生物信息学是信息与系统科学和生命科学高度交叉的前沿学科,是自动化学科群中的重要部分,包括计算生物学、系统生物学与合成生物学等方向。生物信息学涉及多个学科领域,信息、控制与系统的理论、方法和技术在其中发挥着重要作用,同时,它也把控制科学与工程的研究对象从机械、电子、物理、化学等系统扩展到了以分子和细胞为基本元件的生命系统。本专题报告从信息科学视角对 2013 — 2017 年我国在生物信息学领域的主要进展进行回顾。

二、研究现状与近年来主要成果

在当今大数据时代,生命科学领域的数据产出能力在各学科中处于领先位置,以基因组学和蛋白质组学数据为核心的组学大数据增长速度远超很多其他领域。作为生物信息学发展的重要趋势,数据量迅速增大,数据类型不断增加,为生物信息学方法提出了大量新挑战;组学技术使越来越多层面的生物机理被揭示出来,系统生物学研究越来越走向对生物调控机理的定量认识和建模;同时,对生物系统认识的深化和合成生物学、基因编辑技术的不断突破,使得合成基因线路与系统的理论和技术有很大发展。我国近年来在这些领域中都取得了很大进展。

(一)高通量测序数据处理与分析

新一代测序技术迅速发展,能以更高通量、更低成本快速完成基因组和转录组测序, 对数据处理和分析是很大挑战。序列比对、组装等传统生物信息学问题仍是当前研究的一个重点。其中,测序读段的组装处于数据处理流程中的最上游,中南大学提出了一种基于图优化的骨架片段构建方法1]和基于读段分布和插入尺寸的从头组装方法2],山东大学提出能提升重复性区域组装效果的算法3];对转录组测序组装,山东大学开发了假阳性率更低的组装工具4],香港大学开发了能更好应对基因表达水平不均衡情况的组装工具5]对宏基因组测序数据,香港大学开发了高速、单计算节点的组装算法6],中科院网络中心和云南大学开发了宏基因组读段比对系统13]。在序列比对这个经典问题上,中山大学、香港中文大学和深圳大学分别开发了更快、更准确的比对工具7,8,12],哈工大针对噪声强的长序列、多参考基因组和允许分裂匹配的情况设计了一系列比对方法9-11],香港浸会大学使用GPU 加速了序列比对的过程14],天津大学与哈尔滨工业大学开发了一种更快的并行化多序列比对方法15]

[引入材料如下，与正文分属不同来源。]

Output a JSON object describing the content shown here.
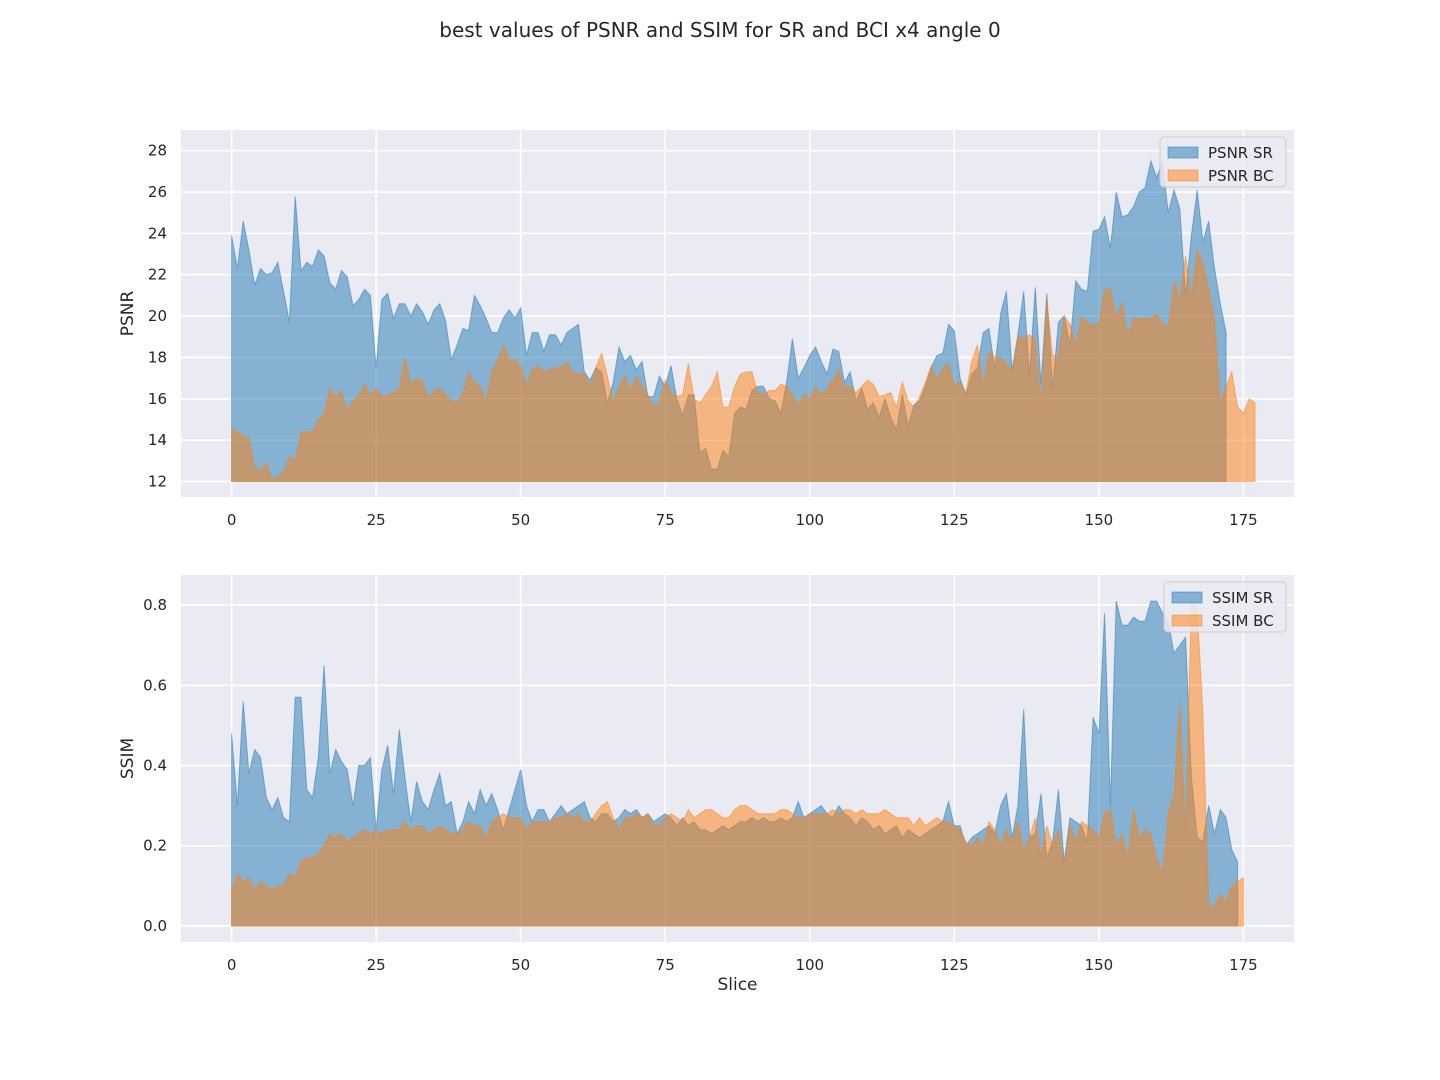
{
  "title": "best values of PSNR and SSIM for SR and BCI x4 angle 0",
  "colors": {
    "series_sr": "#4c8fc6",
    "series_bc": "#f5a35e",
    "panel_bg": "#eaeaf2",
    "grid": "#ffffff",
    "text": "#262626"
  },
  "chart_data": [
    {
      "type": "area",
      "xlabel": "",
      "ylabel": "PSNR",
      "xlim": [
        -8.75,
        183.75
      ],
      "ylim": [
        11.25,
        29
      ],
      "xticks": [
        0,
        25,
        50,
        75,
        100,
        125,
        150,
        175
      ],
      "yticks": [
        12,
        14,
        16,
        18,
        20,
        22,
        24,
        26,
        28
      ],
      "ytick_labels": [
        "12",
        "14",
        "16",
        "18",
        "20",
        "22",
        "24",
        "26",
        "28"
      ],
      "baseline": 12,
      "grid": true,
      "legend": "upper right",
      "series": [
        {
          "name": "PSNR SR",
          "color": "#1f77b4",
          "values": [
            23.9,
            22.3,
            24.6,
            23.2,
            21.5,
            22.3,
            22.0,
            22.1,
            22.6,
            21.2,
            19.7,
            25.8,
            22.2,
            22.6,
            22.4,
            23.2,
            22.9,
            21.6,
            21.3,
            22.2,
            21.9,
            20.5,
            20.8,
            21.3,
            21.0,
            17.5,
            20.8,
            21.1,
            19.9,
            20.6,
            20.6,
            20.0,
            20.6,
            20.2,
            19.6,
            20.3,
            20.6,
            19.8,
            17.9,
            18.6,
            19.4,
            19.3,
            21.0,
            20.5,
            19.9,
            19.2,
            19.2,
            19.9,
            20.3,
            19.9,
            20.4,
            18.1,
            19.2,
            19.2,
            18.3,
            19.1,
            19.1,
            18.6,
            19.2,
            19.4,
            19.6,
            17.3,
            16.9,
            17.5,
            17.3,
            15.8,
            16.8,
            18.5,
            17.8,
            18.1,
            17.4,
            17.8,
            16.1,
            16.1,
            17.1,
            16.6,
            17.6,
            16.0,
            15.2,
            16.2,
            16.2,
            13.4,
            13.6,
            12.6,
            12.6,
            13.5,
            13.2,
            15.3,
            15.6,
            15.5,
            16.4,
            16.6,
            16.6,
            16.0,
            15.9,
            15.3,
            16.8,
            18.9,
            17.0,
            17.5,
            18.1,
            18.5,
            17.8,
            17.2,
            18.4,
            18.3,
            16.8,
            17.3,
            15.9,
            16.5,
            15.5,
            15.8,
            15.1,
            16.0,
            15.1,
            14.5,
            16.2,
            14.7,
            15.7,
            15.9,
            16.6,
            17.5,
            18.1,
            18.2,
            19.6,
            19.3,
            17.0,
            16.2,
            17.2,
            17.5,
            19.2,
            19.4,
            17.4,
            20.1,
            21.2,
            17.4,
            19.1,
            21.2,
            17.1,
            21.4,
            16.7,
            21.1,
            16.5,
            19.7,
            20.0,
            18.6,
            21.7,
            21.3,
            21.2,
            24.1,
            24.2,
            24.8,
            23.3,
            26.0,
            24.8,
            24.9,
            25.3,
            26.0,
            26.2,
            27.5,
            26.7,
            27.5,
            25.0,
            26.1,
            25.2,
            21.0,
            23.9,
            26.1,
            23.6,
            24.6,
            22.3,
            20.6,
            19.2
          ]
        },
        {
          "name": "PSNR BC",
          "color": "#ff7f0e",
          "values": [
            14.6,
            14.4,
            14.2,
            14.1,
            12.7,
            12.5,
            12.9,
            12.1,
            12.2,
            12.5,
            13.2,
            13.0,
            14.4,
            14.4,
            14.4,
            15.0,
            15.3,
            16.5,
            16.1,
            16.4,
            15.4,
            15.9,
            16.2,
            16.7,
            16.2,
            16.5,
            16.1,
            16.2,
            16.3,
            16.5,
            18.0,
            16.7,
            17.0,
            16.9,
            16.0,
            16.4,
            16.5,
            16.2,
            15.9,
            15.8,
            16.3,
            17.3,
            16.8,
            16.6,
            15.9,
            17.3,
            17.9,
            18.6,
            17.9,
            17.9,
            17.6,
            16.6,
            17.4,
            17.6,
            17.3,
            17.4,
            17.5,
            17.5,
            17.8,
            17.3,
            17.2,
            17.2,
            16.6,
            17.5,
            18.2,
            17.1,
            15.8,
            16.6,
            17.1,
            16.4,
            17.1,
            16.6,
            16.2,
            15.6,
            15.8,
            16.9,
            16.3,
            16.1,
            16.2,
            17.7,
            16.0,
            15.8,
            16.2,
            16.6,
            17.3,
            15.6,
            15.6,
            16.6,
            17.2,
            17.3,
            17.3,
            16.3,
            16.2,
            16.4,
            16.4,
            16.7,
            16.6,
            16.2,
            15.7,
            16.2,
            16.0,
            16.6,
            16.2,
            16.5,
            16.9,
            17.4,
            16.6,
            16.6,
            16.3,
            16.6,
            16.9,
            16.7,
            16.1,
            16.2,
            16.3,
            15.6,
            16.8,
            15.9,
            15.6,
            16.1,
            16.8,
            17.6,
            16.9,
            17.5,
            17.7,
            16.7,
            16.8,
            16.3,
            17.8,
            18.6,
            16.6,
            18.3,
            18.0,
            18.0,
            17.7,
            17.3,
            19.0,
            18.9,
            19.1,
            18.8,
            15.7,
            20.8,
            18.1,
            18.0,
            20.0,
            19.6,
            18.6,
            20.0,
            19.7,
            19.6,
            19.6,
            21.3,
            21.3,
            19.9,
            20.7,
            19.0,
            19.9,
            19.9,
            19.9,
            19.9,
            20.1,
            19.6,
            19.5,
            21.7,
            20.8,
            22.9,
            20.8,
            23.2,
            22.6,
            21.3,
            19.9,
            15.8,
            16.6,
            17.3,
            15.6,
            15.3,
            16.0,
            15.8
          ]
        }
      ]
    },
    {
      "type": "area",
      "xlabel": "Slice",
      "ylabel": "SSIM",
      "xlim": [
        -8.75,
        183.75
      ],
      "ylim": [
        -0.04,
        0.875
      ],
      "xticks": [
        0,
        25,
        50,
        75,
        100,
        125,
        150,
        175
      ],
      "yticks": [
        0.0,
        0.2,
        0.4,
        0.6,
        0.8
      ],
      "ytick_labels": [
        "0.0",
        "0.2",
        "0.4",
        "0.6",
        "0.8"
      ],
      "baseline": 0,
      "grid": true,
      "legend": "upper right",
      "series": [
        {
          "name": "SSIM SR",
          "color": "#1f77b4",
          "values": [
            0.48,
            0.3,
            0.56,
            0.38,
            0.44,
            0.42,
            0.32,
            0.29,
            0.32,
            0.27,
            0.26,
            0.57,
            0.57,
            0.34,
            0.32,
            0.42,
            0.65,
            0.38,
            0.44,
            0.41,
            0.39,
            0.3,
            0.4,
            0.4,
            0.42,
            0.24,
            0.39,
            0.45,
            0.33,
            0.49,
            0.37,
            0.26,
            0.36,
            0.31,
            0.29,
            0.34,
            0.38,
            0.3,
            0.31,
            0.23,
            0.26,
            0.31,
            0.28,
            0.34,
            0.3,
            0.33,
            0.29,
            0.24,
            0.29,
            0.34,
            0.39,
            0.3,
            0.26,
            0.29,
            0.29,
            0.26,
            0.28,
            0.3,
            0.28,
            0.29,
            0.3,
            0.31,
            0.27,
            0.26,
            0.28,
            0.28,
            0.26,
            0.27,
            0.29,
            0.28,
            0.29,
            0.27,
            0.28,
            0.26,
            0.27,
            0.28,
            0.27,
            0.25,
            0.27,
            0.25,
            0.26,
            0.24,
            0.24,
            0.23,
            0.24,
            0.25,
            0.24,
            0.25,
            0.26,
            0.26,
            0.27,
            0.26,
            0.27,
            0.26,
            0.26,
            0.27,
            0.26,
            0.27,
            0.31,
            0.27,
            0.28,
            0.29,
            0.3,
            0.28,
            0.27,
            0.3,
            0.28,
            0.27,
            0.25,
            0.27,
            0.26,
            0.24,
            0.25,
            0.23,
            0.24,
            0.25,
            0.22,
            0.24,
            0.23,
            0.22,
            0.23,
            0.24,
            0.25,
            0.26,
            0.31,
            0.25,
            0.25,
            0.2,
            0.22,
            0.23,
            0.24,
            0.25,
            0.23,
            0.3,
            0.33,
            0.22,
            0.3,
            0.54,
            0.22,
            0.23,
            0.33,
            0.17,
            0.21,
            0.34,
            0.16,
            0.27,
            0.26,
            0.25,
            0.21,
            0.52,
            0.48,
            0.78,
            0.3,
            0.81,
            0.75,
            0.75,
            0.77,
            0.76,
            0.76,
            0.81,
            0.81,
            0.78,
            0.76,
            0.68,
            0.7,
            0.72,
            0.37,
            0.22,
            0.21,
            0.3,
            0.23,
            0.29,
            0.27,
            0.19,
            0.16
          ]
        },
        {
          "name": "SSIM BC",
          "color": "#ff7f0e",
          "values": [
            0.09,
            0.13,
            0.11,
            0.12,
            0.09,
            0.11,
            0.1,
            0.09,
            0.1,
            0.1,
            0.13,
            0.12,
            0.16,
            0.17,
            0.17,
            0.18,
            0.2,
            0.23,
            0.22,
            0.23,
            0.21,
            0.22,
            0.23,
            0.24,
            0.23,
            0.24,
            0.23,
            0.24,
            0.24,
            0.24,
            0.26,
            0.24,
            0.25,
            0.25,
            0.23,
            0.24,
            0.25,
            0.24,
            0.23,
            0.23,
            0.24,
            0.26,
            0.25,
            0.25,
            0.22,
            0.26,
            0.27,
            0.28,
            0.27,
            0.27,
            0.27,
            0.24,
            0.26,
            0.26,
            0.26,
            0.26,
            0.27,
            0.27,
            0.28,
            0.27,
            0.28,
            0.26,
            0.26,
            0.28,
            0.3,
            0.31,
            0.27,
            0.24,
            0.27,
            0.27,
            0.28,
            0.27,
            0.28,
            0.25,
            0.25,
            0.27,
            0.28,
            0.27,
            0.26,
            0.29,
            0.27,
            0.28,
            0.29,
            0.29,
            0.28,
            0.27,
            0.27,
            0.29,
            0.3,
            0.3,
            0.29,
            0.28,
            0.28,
            0.28,
            0.28,
            0.29,
            0.29,
            0.28,
            0.27,
            0.27,
            0.28,
            0.28,
            0.28,
            0.28,
            0.29,
            0.28,
            0.29,
            0.29,
            0.28,
            0.29,
            0.28,
            0.28,
            0.28,
            0.29,
            0.28,
            0.27,
            0.27,
            0.27,
            0.25,
            0.27,
            0.25,
            0.26,
            0.27,
            0.26,
            0.26,
            0.25,
            0.24,
            0.21,
            0.2,
            0.22,
            0.2,
            0.26,
            0.24,
            0.2,
            0.24,
            0.21,
            0.26,
            0.19,
            0.22,
            0.27,
            0.17,
            0.25,
            0.2,
            0.24,
            0.15,
            0.25,
            0.21,
            0.26,
            0.25,
            0.24,
            0.22,
            0.28,
            0.29,
            0.2,
            0.23,
            0.17,
            0.29,
            0.22,
            0.24,
            0.23,
            0.17,
            0.13,
            0.28,
            0.33,
            0.56,
            0.23,
            0.82,
            0.79,
            0.53,
            0.05,
            0.05,
            0.08,
            0.06,
            0.1,
            0.11,
            0.12
          ]
        }
      ]
    }
  ]
}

差异表达与聚类分析是测序数据下游分析中两个重要步骤,由于测序数据本身存在噪声、测序覆盖度变化范围大、类别样本数可能严重不平衡性等因素,有效、准确地针对测序数据进行差异表达和聚类分析是一个重要的基本问题。复旦大学、中山大学、清华大学、湖南师范大学、西安交通大学等针对差异表达分析中存在的数据噪声大、样本量过小或过大、假阳性率估计不准确、本间不独立等问题,开发了多种新的差异表达分析方法[16-21]。西南财大、北京林大、清华大学、同济大学等采用多种模型与算法,对传统RNA 测序和新兴的单细胞RNA测序数据,分别提出了几种不同应用场景下的聚类方法[22-26]。这些热点领域的算法研究使得我国在相关领域的研究已进入国际前沿。

(二)多组学数据整合与基于测序的遗传学分析

新一代测序技术使人们能从DNA、RNA和蛋白质等多个层次解析癌症等复杂的生物过程,其中多组学数据的有效整合是急需解决的关键问题。最近五年,中科院研究人员通过整合基因组、表观遗传学和转录组特征进行了肿瘤预后分析,得到了预后相关的关键分子特征[27],中南大学、清华大学、中科院、北京大学等通过数据整合分析研究药物与疾病的关系并预测药物响应[28-31],中科院等整合不同数据识别肿瘤生物标记物[32,33],华东师大等通过整合多源数据识别转录过程中的协同作用[34],哈尔滨医科大学、哈尔滨工业大学等对多层次分子信息之间相互关系进行研究,识别肿瘤发生发展过程中核心的调控模块[35-37],清华大学提出一种多组学数据联合快速地降维与可视化分析的方法,为肿瘤分类和聚类提供有效工具[38]。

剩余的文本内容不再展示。